The widespread use and availability of encryption tools however refueled tensions and entailed policy responses in a myriad of countries (e.g.: the Apple vs FBI case in the context of the San Bernadino Shooting; the announcement made by some European countries of their willingness to outlaw some uses of encryption as well as the public commitment of the Netherlands government to support encryption and oppose the development of backdoors; and the successive orders by Brazilian courts that aimed at blocking Whatsapp in the country due to the company’s denial to delivery communication records from some of its users). Those tensions generally revolve around the fact that as general-purpose technology, encryption can be also employed to conceal irregular and/or illicit activities, which would justify the creation of some narrow but allegedly needed exceptions to the constitutional limits built over the last century in several countries to impose limits to criminal investigation in order to uphold privacy and personal data protection.

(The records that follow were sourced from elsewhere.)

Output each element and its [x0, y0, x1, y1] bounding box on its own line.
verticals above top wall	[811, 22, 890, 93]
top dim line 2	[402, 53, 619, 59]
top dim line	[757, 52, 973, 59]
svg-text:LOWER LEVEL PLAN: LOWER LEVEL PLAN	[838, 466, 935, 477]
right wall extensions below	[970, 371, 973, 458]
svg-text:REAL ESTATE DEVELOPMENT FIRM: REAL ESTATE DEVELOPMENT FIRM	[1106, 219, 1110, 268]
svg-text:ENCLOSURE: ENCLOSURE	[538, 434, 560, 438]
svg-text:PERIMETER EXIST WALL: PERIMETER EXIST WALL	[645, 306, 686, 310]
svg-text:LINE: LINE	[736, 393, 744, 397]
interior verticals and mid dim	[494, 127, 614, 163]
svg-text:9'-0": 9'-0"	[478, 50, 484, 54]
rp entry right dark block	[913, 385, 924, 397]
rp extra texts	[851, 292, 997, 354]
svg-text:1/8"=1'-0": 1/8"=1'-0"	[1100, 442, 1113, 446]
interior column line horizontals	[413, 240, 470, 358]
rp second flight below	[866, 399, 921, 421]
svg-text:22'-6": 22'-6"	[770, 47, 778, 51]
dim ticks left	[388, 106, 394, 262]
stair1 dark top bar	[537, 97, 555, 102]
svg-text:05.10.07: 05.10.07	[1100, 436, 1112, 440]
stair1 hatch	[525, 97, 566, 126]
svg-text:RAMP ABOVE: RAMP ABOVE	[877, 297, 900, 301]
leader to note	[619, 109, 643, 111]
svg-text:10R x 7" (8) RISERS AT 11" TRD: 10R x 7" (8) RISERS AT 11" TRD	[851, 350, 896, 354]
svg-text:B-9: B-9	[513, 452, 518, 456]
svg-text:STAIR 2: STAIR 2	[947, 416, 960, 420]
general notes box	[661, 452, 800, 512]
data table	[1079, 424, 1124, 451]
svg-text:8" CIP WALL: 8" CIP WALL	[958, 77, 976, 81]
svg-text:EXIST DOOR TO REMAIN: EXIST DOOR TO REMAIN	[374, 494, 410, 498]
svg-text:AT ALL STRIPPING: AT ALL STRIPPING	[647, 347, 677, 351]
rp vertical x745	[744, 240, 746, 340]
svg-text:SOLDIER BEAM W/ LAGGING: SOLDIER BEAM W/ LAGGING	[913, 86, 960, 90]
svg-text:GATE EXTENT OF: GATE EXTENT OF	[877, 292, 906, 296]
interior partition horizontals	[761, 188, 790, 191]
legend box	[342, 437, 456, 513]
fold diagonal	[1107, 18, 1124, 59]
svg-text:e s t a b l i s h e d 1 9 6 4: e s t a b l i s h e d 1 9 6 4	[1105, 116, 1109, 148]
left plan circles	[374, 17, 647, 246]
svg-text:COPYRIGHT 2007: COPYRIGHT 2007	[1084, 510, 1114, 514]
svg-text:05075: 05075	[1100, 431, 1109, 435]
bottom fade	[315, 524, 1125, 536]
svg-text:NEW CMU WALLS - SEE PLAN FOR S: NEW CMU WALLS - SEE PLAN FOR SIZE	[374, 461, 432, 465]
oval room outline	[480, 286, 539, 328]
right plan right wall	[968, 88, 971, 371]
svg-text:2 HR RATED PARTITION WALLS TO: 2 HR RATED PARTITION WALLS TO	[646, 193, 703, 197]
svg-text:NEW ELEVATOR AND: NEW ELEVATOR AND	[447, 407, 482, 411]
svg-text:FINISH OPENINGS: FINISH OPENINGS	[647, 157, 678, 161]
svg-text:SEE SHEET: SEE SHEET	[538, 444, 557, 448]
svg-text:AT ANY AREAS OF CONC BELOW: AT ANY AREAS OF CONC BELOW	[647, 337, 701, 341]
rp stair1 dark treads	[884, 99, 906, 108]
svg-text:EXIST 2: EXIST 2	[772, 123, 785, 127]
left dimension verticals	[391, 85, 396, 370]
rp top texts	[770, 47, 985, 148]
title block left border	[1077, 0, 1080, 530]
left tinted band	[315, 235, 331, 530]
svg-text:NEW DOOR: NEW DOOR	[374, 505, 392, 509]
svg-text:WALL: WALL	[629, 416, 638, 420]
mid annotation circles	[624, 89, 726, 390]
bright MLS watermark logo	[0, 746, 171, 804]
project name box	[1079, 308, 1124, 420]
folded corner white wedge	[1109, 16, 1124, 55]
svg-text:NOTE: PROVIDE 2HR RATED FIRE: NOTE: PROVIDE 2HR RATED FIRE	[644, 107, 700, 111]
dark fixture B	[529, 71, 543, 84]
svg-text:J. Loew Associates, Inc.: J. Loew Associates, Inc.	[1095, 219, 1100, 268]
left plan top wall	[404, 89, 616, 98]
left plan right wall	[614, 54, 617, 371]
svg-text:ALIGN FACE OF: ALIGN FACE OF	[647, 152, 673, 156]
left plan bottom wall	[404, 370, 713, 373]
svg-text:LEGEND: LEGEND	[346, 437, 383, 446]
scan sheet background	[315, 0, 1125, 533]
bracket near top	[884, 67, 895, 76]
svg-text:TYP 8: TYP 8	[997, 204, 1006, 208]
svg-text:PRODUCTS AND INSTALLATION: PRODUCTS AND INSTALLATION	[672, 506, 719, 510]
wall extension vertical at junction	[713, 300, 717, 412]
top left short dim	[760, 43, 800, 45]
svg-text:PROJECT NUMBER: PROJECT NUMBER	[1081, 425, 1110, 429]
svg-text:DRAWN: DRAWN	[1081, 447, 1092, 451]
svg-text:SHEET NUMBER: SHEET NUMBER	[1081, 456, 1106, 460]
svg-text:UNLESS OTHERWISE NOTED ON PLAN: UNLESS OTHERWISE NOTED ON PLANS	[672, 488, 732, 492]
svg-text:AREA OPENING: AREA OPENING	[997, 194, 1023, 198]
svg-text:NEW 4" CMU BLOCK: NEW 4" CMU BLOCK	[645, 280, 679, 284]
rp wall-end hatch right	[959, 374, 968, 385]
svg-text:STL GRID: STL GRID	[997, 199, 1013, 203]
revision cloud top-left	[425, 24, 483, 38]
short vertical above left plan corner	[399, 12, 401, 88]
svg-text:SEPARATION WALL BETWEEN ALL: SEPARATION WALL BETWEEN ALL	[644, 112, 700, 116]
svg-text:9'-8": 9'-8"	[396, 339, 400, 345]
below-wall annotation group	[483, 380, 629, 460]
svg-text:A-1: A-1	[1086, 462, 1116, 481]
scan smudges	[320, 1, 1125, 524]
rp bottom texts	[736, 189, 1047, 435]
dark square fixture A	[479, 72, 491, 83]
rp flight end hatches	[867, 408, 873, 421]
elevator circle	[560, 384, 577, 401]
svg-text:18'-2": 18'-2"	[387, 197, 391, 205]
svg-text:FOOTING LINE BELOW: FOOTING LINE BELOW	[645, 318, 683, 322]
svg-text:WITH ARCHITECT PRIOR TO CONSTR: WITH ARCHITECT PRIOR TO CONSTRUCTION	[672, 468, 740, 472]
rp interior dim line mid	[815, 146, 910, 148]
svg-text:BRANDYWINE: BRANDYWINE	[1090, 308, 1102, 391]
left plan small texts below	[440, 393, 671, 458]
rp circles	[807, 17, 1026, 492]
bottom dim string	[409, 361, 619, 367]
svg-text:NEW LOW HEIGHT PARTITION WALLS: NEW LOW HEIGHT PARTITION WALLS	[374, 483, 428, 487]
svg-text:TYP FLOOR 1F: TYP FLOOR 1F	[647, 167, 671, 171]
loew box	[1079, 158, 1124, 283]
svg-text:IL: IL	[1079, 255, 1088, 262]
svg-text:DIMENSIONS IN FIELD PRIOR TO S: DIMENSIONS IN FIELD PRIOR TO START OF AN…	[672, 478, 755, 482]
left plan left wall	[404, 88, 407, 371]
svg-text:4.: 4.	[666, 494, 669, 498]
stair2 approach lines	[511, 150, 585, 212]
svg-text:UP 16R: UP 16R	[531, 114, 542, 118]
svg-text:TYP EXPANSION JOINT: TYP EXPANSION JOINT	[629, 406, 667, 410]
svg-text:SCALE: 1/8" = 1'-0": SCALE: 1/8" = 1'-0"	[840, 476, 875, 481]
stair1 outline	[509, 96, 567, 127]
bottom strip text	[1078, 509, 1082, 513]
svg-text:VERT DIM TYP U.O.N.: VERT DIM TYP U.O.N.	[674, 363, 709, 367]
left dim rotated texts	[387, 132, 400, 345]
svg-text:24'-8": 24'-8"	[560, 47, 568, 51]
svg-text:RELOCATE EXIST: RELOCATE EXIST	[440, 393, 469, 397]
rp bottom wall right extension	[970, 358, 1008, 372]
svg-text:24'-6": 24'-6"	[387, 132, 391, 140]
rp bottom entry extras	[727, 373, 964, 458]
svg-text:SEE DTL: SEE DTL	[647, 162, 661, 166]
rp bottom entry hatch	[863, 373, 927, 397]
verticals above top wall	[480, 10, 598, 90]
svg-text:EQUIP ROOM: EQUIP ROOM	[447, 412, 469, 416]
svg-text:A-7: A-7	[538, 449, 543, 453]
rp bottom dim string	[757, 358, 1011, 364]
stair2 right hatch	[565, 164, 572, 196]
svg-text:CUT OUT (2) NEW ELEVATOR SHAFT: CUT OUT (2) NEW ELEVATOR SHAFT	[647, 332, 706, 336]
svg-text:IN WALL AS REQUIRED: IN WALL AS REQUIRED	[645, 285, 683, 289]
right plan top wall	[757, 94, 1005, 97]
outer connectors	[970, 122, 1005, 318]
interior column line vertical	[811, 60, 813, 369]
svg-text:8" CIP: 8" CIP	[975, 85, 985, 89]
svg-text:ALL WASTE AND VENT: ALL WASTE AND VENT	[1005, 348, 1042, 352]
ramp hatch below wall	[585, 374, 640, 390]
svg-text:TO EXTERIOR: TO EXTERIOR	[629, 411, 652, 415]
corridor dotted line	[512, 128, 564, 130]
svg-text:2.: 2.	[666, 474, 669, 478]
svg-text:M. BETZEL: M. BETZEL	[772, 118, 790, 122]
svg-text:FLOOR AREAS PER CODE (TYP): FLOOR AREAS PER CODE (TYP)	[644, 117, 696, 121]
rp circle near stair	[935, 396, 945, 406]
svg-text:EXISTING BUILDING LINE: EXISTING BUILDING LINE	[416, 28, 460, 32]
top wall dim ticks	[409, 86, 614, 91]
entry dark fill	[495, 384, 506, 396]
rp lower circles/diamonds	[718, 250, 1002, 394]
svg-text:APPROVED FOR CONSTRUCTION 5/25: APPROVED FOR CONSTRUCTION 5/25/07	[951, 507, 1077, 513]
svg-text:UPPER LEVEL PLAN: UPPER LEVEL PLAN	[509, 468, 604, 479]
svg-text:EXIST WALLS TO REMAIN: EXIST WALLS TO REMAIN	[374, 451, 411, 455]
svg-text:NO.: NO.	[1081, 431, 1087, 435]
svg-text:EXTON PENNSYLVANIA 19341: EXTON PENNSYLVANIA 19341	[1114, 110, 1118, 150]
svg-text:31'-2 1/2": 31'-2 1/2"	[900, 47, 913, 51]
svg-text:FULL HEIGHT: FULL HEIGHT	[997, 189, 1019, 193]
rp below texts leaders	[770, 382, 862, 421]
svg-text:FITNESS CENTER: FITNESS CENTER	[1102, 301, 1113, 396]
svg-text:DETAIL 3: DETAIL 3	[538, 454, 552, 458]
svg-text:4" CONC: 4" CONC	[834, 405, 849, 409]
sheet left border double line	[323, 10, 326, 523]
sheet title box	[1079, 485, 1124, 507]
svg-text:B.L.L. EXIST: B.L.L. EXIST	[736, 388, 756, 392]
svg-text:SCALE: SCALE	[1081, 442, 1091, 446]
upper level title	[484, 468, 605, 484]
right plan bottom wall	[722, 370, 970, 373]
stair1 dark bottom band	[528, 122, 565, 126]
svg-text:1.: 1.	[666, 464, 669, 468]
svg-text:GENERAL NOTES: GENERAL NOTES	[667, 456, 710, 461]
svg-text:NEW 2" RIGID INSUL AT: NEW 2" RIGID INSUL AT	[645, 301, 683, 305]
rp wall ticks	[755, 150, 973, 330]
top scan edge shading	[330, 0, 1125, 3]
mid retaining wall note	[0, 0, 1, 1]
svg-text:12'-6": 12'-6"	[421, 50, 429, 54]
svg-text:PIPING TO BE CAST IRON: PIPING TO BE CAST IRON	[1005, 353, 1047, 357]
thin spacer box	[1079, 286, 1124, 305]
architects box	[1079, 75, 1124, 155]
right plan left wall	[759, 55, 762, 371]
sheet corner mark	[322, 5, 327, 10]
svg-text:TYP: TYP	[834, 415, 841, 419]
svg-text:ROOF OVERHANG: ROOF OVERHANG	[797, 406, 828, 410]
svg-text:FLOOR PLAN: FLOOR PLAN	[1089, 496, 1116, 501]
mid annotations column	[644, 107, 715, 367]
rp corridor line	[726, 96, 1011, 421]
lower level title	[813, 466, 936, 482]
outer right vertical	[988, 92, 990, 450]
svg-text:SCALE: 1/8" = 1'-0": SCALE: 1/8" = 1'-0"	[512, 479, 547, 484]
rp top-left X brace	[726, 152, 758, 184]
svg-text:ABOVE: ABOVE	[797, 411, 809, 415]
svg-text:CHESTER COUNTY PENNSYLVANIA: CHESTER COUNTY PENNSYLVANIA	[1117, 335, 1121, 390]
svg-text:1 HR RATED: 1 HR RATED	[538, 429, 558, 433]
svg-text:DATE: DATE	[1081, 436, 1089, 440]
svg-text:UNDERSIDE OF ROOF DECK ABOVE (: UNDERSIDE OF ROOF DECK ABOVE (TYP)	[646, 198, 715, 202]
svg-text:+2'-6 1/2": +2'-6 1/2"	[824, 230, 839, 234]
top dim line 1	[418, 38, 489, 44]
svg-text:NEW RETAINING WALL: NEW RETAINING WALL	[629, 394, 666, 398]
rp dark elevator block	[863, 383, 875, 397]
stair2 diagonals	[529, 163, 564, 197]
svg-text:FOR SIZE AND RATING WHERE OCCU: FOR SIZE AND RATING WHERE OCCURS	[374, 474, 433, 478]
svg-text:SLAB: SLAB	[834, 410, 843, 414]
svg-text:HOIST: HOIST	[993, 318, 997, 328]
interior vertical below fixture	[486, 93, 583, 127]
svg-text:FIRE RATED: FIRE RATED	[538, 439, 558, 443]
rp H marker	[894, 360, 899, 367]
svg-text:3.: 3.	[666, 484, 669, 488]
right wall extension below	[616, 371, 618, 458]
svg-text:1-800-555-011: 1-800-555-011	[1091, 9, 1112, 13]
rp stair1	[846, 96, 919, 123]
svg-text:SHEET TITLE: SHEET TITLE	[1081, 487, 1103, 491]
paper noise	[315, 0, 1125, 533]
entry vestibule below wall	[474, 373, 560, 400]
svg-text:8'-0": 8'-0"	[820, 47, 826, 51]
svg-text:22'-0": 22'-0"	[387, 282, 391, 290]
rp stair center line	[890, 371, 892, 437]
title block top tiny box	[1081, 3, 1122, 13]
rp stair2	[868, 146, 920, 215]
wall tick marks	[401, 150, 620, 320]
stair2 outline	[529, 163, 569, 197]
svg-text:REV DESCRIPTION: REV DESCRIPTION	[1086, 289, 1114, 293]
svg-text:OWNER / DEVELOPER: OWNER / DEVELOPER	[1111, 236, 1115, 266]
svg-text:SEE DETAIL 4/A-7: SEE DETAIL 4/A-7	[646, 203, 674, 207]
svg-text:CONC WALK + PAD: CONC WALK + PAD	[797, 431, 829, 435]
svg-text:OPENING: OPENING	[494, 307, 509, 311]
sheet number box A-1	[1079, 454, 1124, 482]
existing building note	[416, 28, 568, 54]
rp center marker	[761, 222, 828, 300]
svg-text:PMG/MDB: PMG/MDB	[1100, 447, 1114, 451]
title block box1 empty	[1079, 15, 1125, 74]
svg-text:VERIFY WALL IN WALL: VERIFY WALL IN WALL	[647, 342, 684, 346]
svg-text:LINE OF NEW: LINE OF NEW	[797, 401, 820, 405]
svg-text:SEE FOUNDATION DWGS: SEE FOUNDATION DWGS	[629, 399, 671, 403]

The cases mentioned above gave rise to fierce discussions on whether or not the use of encryption increases by itself the likelihood of and facilitate the occurrence of crime and other illicit activities (most notably organized crime of all sorts and terrorism). Some law enforcement agencies and security forces have argued that encryption impairs crime investigation and the prosecution of criminals, and therefore the development of technology with embedded backdoors might be needed. Other actors, including representatives from the technical community, however, argue that such interference might disrupt regularly protected flows of information and communication as well as compromise privacy and the protection of other fundamental human rights. At this point, we are in a stage in which the trade-off between those two perspectives have to be settled through democratic means and public participation and that is why this workshop was submitted for the IGF 2017.

Besides dealing with several different topics that comprise the overarching agenda of Internet governance (human rights, cybersecurity, openness and permission-less innovation, economic development, infrastructure governance, etc), the topic of this workshop is directly connected to two different goals comprised in the UN SDGs: sound institutions and innovation. Discussions on the contours of sound political institutions and on challenges and incentives for innovation are integral components of any sort of political agenda that aims at reflecting upon the “digital future”, which is the case of the 2017 IGF and highlight the importance of adding this proposal to the overall agenda of the event.